Cinema com Rapadura

OPINIÃO   segunda-feira, 27 de dezembro de 2021

Lulli (Netflix, 2021): quando a receita dá muito errado

Apesar da protagonista famosa e história simples, "Lulli" se perde por não entregar o mínimo nem mesmo para o público fiel das comédias românticas.

A Netflix percebeu uma demanda frutífera em um público apaixonado por comédias românticas e resolveu preencher esse espaço. Tanto que, atualmente, o catálogo da plataforma é sinônimo de muito material para esses espectadores. Porém, é preciso admitir que a produção de filmes desse gênero vem seguindo uma espécie de linha de montagem cada vez mais genérica, que busca sempre reaproveitar ideias que já fizeram sucesso anteriormente. “Lulli”, novo longa protagonizado por Larissa Manoela para o streaming, não foge a essa regra, nos fazendo questionar até quando obras como essa seguirão sendo produzidas apenas para preencher a estante dos “filmes para desligar a mente e relaxar”.

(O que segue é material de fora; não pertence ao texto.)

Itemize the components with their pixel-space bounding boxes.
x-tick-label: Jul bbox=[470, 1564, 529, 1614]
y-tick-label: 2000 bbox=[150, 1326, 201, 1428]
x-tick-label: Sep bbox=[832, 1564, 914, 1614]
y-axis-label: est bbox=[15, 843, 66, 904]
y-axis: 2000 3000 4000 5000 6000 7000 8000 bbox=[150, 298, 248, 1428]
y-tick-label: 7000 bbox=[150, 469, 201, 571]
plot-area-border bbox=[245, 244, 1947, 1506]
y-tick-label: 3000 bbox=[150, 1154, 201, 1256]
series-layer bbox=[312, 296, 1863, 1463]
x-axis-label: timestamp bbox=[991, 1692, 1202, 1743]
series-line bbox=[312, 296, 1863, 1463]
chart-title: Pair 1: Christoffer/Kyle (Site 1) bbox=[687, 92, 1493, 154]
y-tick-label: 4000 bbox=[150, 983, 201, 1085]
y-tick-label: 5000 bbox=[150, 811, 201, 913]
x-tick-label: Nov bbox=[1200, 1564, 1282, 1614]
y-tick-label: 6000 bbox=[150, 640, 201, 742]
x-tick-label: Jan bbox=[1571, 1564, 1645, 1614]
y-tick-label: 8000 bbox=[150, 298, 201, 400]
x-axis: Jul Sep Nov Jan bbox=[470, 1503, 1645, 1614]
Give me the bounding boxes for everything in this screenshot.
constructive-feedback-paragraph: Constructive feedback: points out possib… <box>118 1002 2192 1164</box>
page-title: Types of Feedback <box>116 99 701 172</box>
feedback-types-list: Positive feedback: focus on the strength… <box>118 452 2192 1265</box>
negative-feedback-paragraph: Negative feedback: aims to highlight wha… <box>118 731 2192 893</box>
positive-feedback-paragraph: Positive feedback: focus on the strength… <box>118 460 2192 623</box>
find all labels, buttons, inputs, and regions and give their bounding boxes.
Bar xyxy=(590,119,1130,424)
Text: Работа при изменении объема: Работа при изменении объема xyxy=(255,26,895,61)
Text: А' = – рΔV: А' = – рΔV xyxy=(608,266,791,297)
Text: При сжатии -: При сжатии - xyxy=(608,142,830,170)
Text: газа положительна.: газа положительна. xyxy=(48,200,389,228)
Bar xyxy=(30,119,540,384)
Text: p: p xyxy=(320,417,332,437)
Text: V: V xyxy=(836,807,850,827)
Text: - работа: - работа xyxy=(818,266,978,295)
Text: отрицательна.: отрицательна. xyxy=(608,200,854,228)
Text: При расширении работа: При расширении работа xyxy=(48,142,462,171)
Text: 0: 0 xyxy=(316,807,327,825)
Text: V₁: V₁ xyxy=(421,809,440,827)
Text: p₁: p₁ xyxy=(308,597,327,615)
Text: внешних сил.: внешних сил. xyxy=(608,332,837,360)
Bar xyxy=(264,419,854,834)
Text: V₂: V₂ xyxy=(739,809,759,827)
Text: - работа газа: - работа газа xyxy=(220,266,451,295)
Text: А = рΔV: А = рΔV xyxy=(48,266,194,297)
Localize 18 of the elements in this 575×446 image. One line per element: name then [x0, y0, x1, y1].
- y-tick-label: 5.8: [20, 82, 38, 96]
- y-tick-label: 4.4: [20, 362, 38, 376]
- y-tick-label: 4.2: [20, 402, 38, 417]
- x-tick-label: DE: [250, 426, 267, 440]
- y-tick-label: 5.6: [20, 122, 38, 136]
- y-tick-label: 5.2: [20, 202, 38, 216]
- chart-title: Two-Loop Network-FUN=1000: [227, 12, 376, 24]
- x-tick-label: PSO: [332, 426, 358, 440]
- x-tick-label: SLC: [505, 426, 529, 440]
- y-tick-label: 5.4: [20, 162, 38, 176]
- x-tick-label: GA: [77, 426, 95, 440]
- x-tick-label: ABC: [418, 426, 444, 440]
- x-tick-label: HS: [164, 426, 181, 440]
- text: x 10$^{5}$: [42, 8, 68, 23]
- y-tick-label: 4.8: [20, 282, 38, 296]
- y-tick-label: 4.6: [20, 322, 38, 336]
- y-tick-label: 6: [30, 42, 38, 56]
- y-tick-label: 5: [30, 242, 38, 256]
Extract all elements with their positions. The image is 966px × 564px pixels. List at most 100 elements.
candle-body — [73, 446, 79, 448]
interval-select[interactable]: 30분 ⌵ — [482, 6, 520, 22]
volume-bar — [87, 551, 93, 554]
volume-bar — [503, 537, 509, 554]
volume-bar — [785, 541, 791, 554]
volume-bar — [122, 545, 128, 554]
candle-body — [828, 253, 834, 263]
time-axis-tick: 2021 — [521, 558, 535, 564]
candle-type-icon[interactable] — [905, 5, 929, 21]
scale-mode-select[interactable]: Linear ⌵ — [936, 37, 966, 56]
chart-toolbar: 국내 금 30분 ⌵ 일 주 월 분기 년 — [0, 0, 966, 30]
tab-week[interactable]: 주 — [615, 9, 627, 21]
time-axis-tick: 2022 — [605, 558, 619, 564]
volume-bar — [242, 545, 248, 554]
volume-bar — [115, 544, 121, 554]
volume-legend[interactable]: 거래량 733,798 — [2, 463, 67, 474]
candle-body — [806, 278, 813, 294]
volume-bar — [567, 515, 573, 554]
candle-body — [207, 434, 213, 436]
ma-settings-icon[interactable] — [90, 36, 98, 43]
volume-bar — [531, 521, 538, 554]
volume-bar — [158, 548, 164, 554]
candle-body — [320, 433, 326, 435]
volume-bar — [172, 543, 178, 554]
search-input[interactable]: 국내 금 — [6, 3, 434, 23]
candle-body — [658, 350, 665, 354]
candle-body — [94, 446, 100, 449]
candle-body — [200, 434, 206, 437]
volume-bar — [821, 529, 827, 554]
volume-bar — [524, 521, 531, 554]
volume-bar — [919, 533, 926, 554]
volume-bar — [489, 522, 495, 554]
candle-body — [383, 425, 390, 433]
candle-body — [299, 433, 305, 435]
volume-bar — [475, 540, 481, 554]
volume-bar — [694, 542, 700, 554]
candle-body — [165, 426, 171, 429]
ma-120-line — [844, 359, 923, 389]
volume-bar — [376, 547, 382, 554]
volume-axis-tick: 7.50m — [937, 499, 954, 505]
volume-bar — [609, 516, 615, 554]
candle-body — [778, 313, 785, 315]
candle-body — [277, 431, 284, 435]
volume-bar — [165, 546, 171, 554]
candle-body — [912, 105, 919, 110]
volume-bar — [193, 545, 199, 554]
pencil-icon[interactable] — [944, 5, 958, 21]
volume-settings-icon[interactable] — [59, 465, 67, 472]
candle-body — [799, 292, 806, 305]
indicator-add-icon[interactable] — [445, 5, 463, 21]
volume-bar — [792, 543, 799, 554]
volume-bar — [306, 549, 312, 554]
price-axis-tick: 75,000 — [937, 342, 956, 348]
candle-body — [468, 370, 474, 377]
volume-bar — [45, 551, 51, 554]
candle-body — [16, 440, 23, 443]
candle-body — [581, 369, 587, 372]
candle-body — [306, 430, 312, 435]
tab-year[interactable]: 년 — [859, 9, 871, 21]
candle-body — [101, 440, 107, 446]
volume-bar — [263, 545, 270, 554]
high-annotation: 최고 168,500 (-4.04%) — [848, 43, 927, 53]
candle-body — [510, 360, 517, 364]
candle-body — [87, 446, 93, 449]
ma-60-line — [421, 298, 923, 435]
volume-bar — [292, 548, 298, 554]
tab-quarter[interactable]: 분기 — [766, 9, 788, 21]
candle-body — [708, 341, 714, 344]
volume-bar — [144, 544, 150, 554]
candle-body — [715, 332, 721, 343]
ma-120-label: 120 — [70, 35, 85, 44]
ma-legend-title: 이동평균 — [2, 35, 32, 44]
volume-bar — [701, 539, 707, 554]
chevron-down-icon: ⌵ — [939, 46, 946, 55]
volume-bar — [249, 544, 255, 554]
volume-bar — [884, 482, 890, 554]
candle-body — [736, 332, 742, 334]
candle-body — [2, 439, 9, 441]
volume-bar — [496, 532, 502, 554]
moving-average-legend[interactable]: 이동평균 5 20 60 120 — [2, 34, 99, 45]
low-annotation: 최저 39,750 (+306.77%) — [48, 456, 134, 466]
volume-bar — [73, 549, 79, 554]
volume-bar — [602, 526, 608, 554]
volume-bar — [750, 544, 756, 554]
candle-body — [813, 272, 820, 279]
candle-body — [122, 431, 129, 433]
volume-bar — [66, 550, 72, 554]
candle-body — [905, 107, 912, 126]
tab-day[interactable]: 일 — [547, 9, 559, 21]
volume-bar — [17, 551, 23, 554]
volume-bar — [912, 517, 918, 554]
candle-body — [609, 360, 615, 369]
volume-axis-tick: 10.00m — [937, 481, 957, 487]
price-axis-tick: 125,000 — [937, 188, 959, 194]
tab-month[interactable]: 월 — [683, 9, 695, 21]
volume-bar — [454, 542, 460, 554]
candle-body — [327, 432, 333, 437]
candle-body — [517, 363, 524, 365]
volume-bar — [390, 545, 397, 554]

Essa categoria tem parâmetros bem definidos, e “Lulli” se encaixa em praticamente todos eles: curta duração, narrativa com três atos muito bem definidos, protagonista famoso (neste caso bem mais fora do âmbito do cinema) e, principalmente, uma história de fácil compreensão. A personagem-título é uma estudante de medicina que sonha em ser uma grande cirurgiã e sempre precisou lutar e correr atrás dos seus sonhos — mesmo com sua postura por vezes mesquinha e arrogante não condizer com o background proposto pelo roteiro. Tão clichê quanto o próprio filme é falar que a vida de Lulli foi virada do avesso depois que ela foi eletrocutada por uma máquina de ressonância e adquiriu o poder de ler as mentes das pessoas. A protagonista, então, aproveita as vantagens da nova habilidade para se destacar na faculdade e contornar o término do namoro com Diego (Vinícius Redd), depois que este também foi atingido pelo acidente de Lulli e perdeu as lembranças dos acontecimentos recentes.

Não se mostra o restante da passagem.